Faced with this slump, several memory chipmakers are reining in capital spending.

Micron Technology CEO Sanjay Mehrotra said last month there was a major imbalance between supply and demand in both DRAM and NAND. He said his company will reduce capital investment by approximately 40% for the fiscal year ending August.
Samsung’s South Korean rival SK Hynix said it will reduce capital spending by more than 50% in 2023, while Japan’s Kioxia Holdings plans to cut output. Taiwan Semiconductor Manufacturing Co, a global leader in contract chipmaking, said it will cut back on investments as well.
But Samsung appears to be sticking with its investment plans. Multiple suppliers say the company continues to purchase new equipment, mostly for cutting-edge chips.
The company has said it will continue to prepare for a market recovery from a medium- to long-term perspective.
Samsung is no stranger to investing under adversity. It has led the global memory market for years by spending during lean times to outcompete rivals in the next boom.
Investing when few others are allows Samsung to negotiate favourable prices and delivery schedules with suppliers. Samsung is eager to secure advanced chipmaking equipment against fierce competition to catch up to TSMC on cutting-edge chips.
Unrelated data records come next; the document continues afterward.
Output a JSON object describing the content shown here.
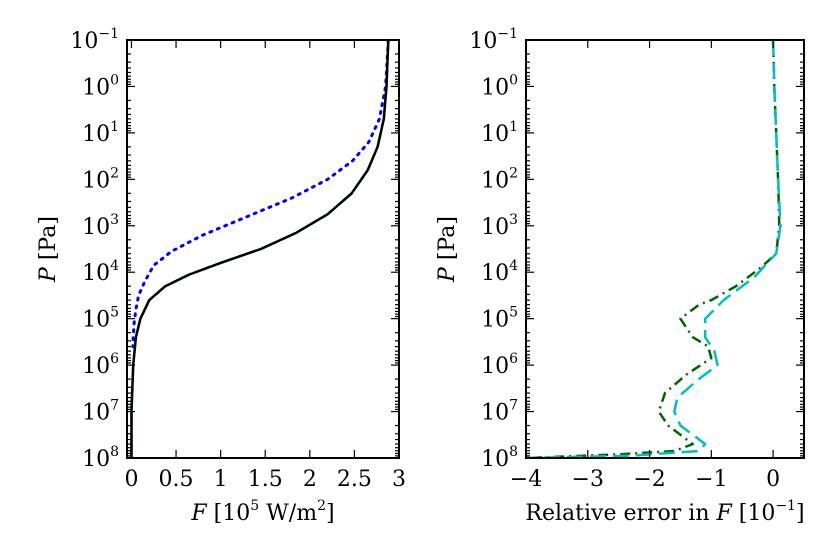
{
  "chart_data": [
    {
      "type": "line",
      "xlabel": {
        "var": "F",
        "text": " [10",
        "sup": "5",
        "text2": " W/m",
        "sup2": "2",
        "text3": "]"
      },
      "ylabel": {
        "var": "P",
        "text": " [Pa]"
      },
      "xlim": [
        -0.05,
        3.0
      ],
      "ylim_log10": [
        -1,
        8
      ],
      "y_inverted": true,
      "y_scale": "log",
      "xticks": [
        "0",
        "0.5",
        "1",
        "1.5",
        "2",
        "2.5",
        "3"
      ],
      "xtick_values": [
        0,
        0.5,
        1,
        1.5,
        2,
        2.5,
        3
      ],
      "yticks_exp": [
        "−1",
        "0",
        "1",
        "2",
        "3",
        "4",
        "5",
        "6",
        "7",
        "8"
      ],
      "ytick_base": "10",
      "ytick_values_log10": [
        -1,
        0,
        1,
        2,
        3,
        4,
        5,
        6,
        7,
        8
      ],
      "series": [
        {
          "style": "dotted",
          "color": "#0000ff",
          "x": [
            2.88,
            2.85,
            2.78,
            2.66,
            2.48,
            2.2,
            1.8,
            1.3,
            0.8,
            0.45,
            0.25,
            0.15,
            0.08,
            0.05,
            0.03,
            0.02,
            0.015
          ],
          "y": [
            -1,
            0,
            0.7,
            1.2,
            1.6,
            2.0,
            2.4,
            2.8,
            3.2,
            3.55,
            3.85,
            4.2,
            4.5,
            4.8,
            5.1,
            5.4,
            5.6
          ]
        },
        {
          "style": "dashed",
          "color": "#00bfbf",
          "x": [
            2.88,
            2.86,
            2.83,
            2.76,
            2.65,
            2.47,
            2.2,
            1.85,
            1.45,
            1.0,
            0.65,
            0.38,
            0.2,
            0.1,
            0.05,
            0.02,
            0.0,
            0.0
          ],
          "y": [
            -1,
            0,
            0.7,
            1.3,
            1.8,
            2.3,
            2.75,
            3.15,
            3.5,
            3.8,
            4.05,
            4.3,
            4.6,
            5.0,
            5.4,
            6.0,
            7.0,
            8.0
          ]
        },
        {
          "style": "solid",
          "color": "#000000",
          "x": [
            2.88,
            2.86,
            2.83,
            2.76,
            2.65,
            2.47,
            2.2,
            1.85,
            1.45,
            1.0,
            0.65,
            0.38,
            0.2,
            0.1,
            0.05,
            0.02,
            0.0,
            0.0
          ],
          "y": [
            -1,
            0,
            0.7,
            1.3,
            1.8,
            2.3,
            2.75,
            3.15,
            3.5,
            3.8,
            4.05,
            4.3,
            4.6,
            5.0,
            5.4,
            6.0,
            7.0,
            8.0
          ]
        }
      ]
    },
    {
      "type": "line",
      "xlabel": {
        "pre": "Relative error in ",
        "var": "F",
        "text": " [10",
        "sup": "−1",
        "text2": "]"
      },
      "ylabel": {
        "var": "P",
        "text": " [Pa]"
      },
      "xlim": [
        -4.0,
        0.5
      ],
      "ylim_log10": [
        -1,
        8
      ],
      "y_inverted": true,
      "y_scale": "log",
      "xticks": [
        "−4",
        "−3",
        "−2",
        "−1",
        "0"
      ],
      "xtick_values": [
        -4,
        -3,
        -2,
        -1,
        0
      ],
      "yticks_exp": [
        "−1",
        "0",
        "1",
        "2",
        "3",
        "4",
        "5",
        "6",
        "7",
        "8"
      ],
      "ytick_base": "10",
      "ytick_values_log10": [
        -1,
        0,
        1,
        2,
        3,
        4,
        5,
        6,
        7,
        8
      ],
      "series": [
        {
          "style": "dashdot",
          "color": "#006400",
          "x": [
            0.0,
            0.02,
            0.05,
            0.08,
            0.1,
            0.05,
            -0.2,
            -0.6,
            -1.0,
            -1.2,
            -1.5,
            -1.3,
            -1.05,
            -1.0,
            -1.4,
            -1.75,
            -1.85,
            -1.7,
            -1.5,
            -1.3,
            -1.6,
            -2.5,
            -4.0
          ],
          "y": [
            -1,
            0,
            1,
            2,
            3,
            3.6,
            3.9,
            4.3,
            4.6,
            4.7,
            5.0,
            5.4,
            5.6,
            5.85,
            6.2,
            6.6,
            7.0,
            7.3,
            7.5,
            7.7,
            7.85,
            7.92,
            8.0
          ]
        },
        {
          "style": "dashed",
          "color": "#00bfbf",
          "x": [
            0.0,
            0.02,
            0.05,
            0.08,
            0.12,
            0.05,
            -0.3,
            -0.8,
            -1.1,
            -1.1,
            -0.95,
            -0.9,
            -1.2,
            -1.55,
            -1.6,
            -1.5,
            -1.3,
            -1.1,
            -1.2,
            -2.3,
            -4.0
          ],
          "y": [
            -1,
            0,
            1,
            2,
            3,
            3.6,
            4.1,
            4.6,
            5.0,
            5.4,
            5.7,
            6.0,
            6.3,
            6.7,
            7.0,
            7.3,
            7.5,
            7.7,
            7.85,
            7.95,
            8.0
          ]
        }
      ]
    }
  ]
}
Tougher US restrictions against Chinese semiconductor companies also give Samsung a window to head off potential threats from up-and-coming Chinese rivals, like Semiconductor Manufacturing International Corp and Yangtze Memory Technologies Corp.
Meanwhile, the South Korean government has lent its support. It announced plans Tuesday to expand the tax deduction for capital spending in strategic technology, like semiconductors and batteries, to 15% from 8%.
Samsung has continued to expand its chip production complex in Pyeongtaek at breakneck speed. The framework of its fourth plant there is nearing completion just months after a third was announced to have come online in September. The campus is eventually expected to house six large-scale plants to become the world’s largest chipmaking hub.
Samsung’s strategy is made possible by the size of its war chest. Samsung held around 128.8 trillion won, or US$101 billion, in cash as of the end of September – about 10 times more than rivals SK Hynix or Micron, though the figures cannot be compared directly due to different accounting standards.
Yet a protracted downturn in semiconductor demand could weaken Samsung’s seemingly solid position. Interest rate hikes in the US and Europe and the war in Ukraine have weighed on global consumption and investment. Increased production by Samsung, one of the world’s largest chipmakers, could fuel a further supply glut in memory chips.